Exergy Analysis of a Wood Stack During Drying

Gareth Vaughan - 2000

The configuration of a dehumidifier wood drying kiln that results in the lowest total expenditure of energy is desirable for economic and environmental reasons. The exergy destruction rate is equal to the minimum work required to complete a process, in this case the drying of a wood stack. The exergy destruction within the wood stack is a significant contribution to the total exergy destruction rate for the kiln.

This thesis presents a computational model designed to examine the variation in the air-stream properties with distance. The control volume method issued as the basis for the model. This method involves the evaluation of the governing equations (the energy, mass, momentum balance equations and an empirical expression for the pressure drop) for the control volume. For each control volume the air-stream conditions (pressure, temperature, relative humidity and velocity) at the exit are the unknown variables. Broyden's method is used to find the values of the unknowns to solve the balance equations and these values become the input variables for the subsequent control volume. This process is repeated until the air stream conditions at the outlet to the stack are known. The principles that underpin this model are discussed in depth in the body of the thesis.
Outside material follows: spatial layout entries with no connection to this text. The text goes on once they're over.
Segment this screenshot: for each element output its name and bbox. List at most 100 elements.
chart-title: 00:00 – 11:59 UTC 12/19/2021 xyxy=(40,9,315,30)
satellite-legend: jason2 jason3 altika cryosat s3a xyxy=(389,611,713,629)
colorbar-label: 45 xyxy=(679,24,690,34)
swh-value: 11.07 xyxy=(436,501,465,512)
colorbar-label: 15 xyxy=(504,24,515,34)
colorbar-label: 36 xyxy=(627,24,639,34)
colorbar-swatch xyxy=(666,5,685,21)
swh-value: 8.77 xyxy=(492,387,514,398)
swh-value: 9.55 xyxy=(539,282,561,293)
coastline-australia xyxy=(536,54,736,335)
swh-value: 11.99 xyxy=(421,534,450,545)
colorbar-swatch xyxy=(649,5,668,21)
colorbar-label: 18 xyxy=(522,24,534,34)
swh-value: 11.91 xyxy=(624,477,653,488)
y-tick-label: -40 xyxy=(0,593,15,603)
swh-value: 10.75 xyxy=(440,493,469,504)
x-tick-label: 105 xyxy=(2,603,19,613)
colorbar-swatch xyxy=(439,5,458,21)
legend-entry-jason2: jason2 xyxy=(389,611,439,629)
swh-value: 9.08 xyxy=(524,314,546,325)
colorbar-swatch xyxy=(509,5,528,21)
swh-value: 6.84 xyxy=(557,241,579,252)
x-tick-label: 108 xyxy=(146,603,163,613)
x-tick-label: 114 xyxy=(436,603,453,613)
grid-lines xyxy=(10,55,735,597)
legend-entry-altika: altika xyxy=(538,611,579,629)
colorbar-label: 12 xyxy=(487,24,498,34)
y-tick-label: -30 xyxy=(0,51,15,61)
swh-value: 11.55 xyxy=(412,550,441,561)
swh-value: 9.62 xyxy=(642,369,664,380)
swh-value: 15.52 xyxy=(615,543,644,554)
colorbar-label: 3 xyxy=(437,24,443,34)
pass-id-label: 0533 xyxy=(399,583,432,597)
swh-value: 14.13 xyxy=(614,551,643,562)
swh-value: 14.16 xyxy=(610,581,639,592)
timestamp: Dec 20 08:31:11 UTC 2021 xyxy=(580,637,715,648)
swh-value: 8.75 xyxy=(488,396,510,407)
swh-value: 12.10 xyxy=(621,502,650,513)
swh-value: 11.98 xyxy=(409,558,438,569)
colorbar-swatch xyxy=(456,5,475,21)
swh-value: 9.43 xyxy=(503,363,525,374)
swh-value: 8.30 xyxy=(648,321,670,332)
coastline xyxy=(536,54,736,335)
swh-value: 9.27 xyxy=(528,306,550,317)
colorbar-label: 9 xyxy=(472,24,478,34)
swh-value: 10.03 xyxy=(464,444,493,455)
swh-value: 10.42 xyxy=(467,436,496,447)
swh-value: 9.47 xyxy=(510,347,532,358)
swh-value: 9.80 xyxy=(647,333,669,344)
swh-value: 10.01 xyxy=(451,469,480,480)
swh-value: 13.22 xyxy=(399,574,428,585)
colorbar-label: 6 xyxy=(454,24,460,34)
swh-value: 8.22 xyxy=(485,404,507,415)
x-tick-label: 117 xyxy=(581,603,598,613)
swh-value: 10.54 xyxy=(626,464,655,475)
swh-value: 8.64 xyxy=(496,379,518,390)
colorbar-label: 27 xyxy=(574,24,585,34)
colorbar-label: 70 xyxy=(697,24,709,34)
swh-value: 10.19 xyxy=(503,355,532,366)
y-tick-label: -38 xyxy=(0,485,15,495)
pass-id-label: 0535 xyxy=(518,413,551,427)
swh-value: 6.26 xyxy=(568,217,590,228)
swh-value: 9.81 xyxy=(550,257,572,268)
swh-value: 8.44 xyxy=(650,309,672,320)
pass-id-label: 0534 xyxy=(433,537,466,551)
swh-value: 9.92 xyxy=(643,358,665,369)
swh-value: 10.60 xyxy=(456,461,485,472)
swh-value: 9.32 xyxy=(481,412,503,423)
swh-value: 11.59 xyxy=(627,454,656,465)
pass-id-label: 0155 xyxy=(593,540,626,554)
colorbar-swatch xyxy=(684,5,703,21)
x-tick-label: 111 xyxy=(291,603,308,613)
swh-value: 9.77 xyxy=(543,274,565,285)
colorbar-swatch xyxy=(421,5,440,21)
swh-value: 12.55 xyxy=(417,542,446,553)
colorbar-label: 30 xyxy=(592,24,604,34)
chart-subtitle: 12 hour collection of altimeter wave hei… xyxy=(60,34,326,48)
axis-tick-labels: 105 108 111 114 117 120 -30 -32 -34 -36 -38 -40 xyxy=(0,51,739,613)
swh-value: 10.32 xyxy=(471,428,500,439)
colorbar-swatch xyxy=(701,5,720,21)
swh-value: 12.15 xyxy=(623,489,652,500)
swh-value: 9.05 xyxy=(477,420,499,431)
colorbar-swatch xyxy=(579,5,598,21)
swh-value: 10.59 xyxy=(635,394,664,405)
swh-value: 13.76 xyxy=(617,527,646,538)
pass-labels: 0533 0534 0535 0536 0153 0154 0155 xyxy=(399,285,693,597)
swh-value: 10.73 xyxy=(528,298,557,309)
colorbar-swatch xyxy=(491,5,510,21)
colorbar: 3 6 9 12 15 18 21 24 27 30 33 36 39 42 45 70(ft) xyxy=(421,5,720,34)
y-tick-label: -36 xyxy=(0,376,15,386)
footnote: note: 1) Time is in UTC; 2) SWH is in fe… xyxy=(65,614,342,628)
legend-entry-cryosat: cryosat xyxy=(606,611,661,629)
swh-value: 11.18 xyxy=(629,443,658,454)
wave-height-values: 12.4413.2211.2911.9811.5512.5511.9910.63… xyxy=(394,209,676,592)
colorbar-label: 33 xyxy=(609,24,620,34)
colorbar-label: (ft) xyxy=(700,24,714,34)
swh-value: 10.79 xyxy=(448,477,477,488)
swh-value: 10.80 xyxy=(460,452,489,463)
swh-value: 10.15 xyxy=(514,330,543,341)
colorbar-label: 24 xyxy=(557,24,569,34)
A wood stack consists of both a central section and one of several different types of side section, each of which must be modeled separately. Only the constant rate period of the drying process is considered here.

Changes in the air-stream properties due to variations in the stack parameters and in the type of side stack are examined. The rate of transfer of heat, mass and momentum and the factors that affect these are discussed.

From the information for the air-stream properties in the stack the rate of exergy destruction and entropy generation are found. These rates are linked by the Gouy-Stodola theorem and so the two values can be compared.

It is found that the heat transfer component of the entropy generation rate is the only significant term in the entropy generation rate, except at low heat transfer rates. The mass transfer contribution is negligible for all conditions shown and the momentum term is negligible term for all conditions except where the velocity is high or when the heat transfer in greater rates of entropy generation.

The sudden contractions and expansions through which the air-stream flows as it enters and exits the stack are accounted for in the model. It is found that exergy destruction due to these features is small in comparison to the exergy destruction due to heat and mass transfer within the main body of the stack.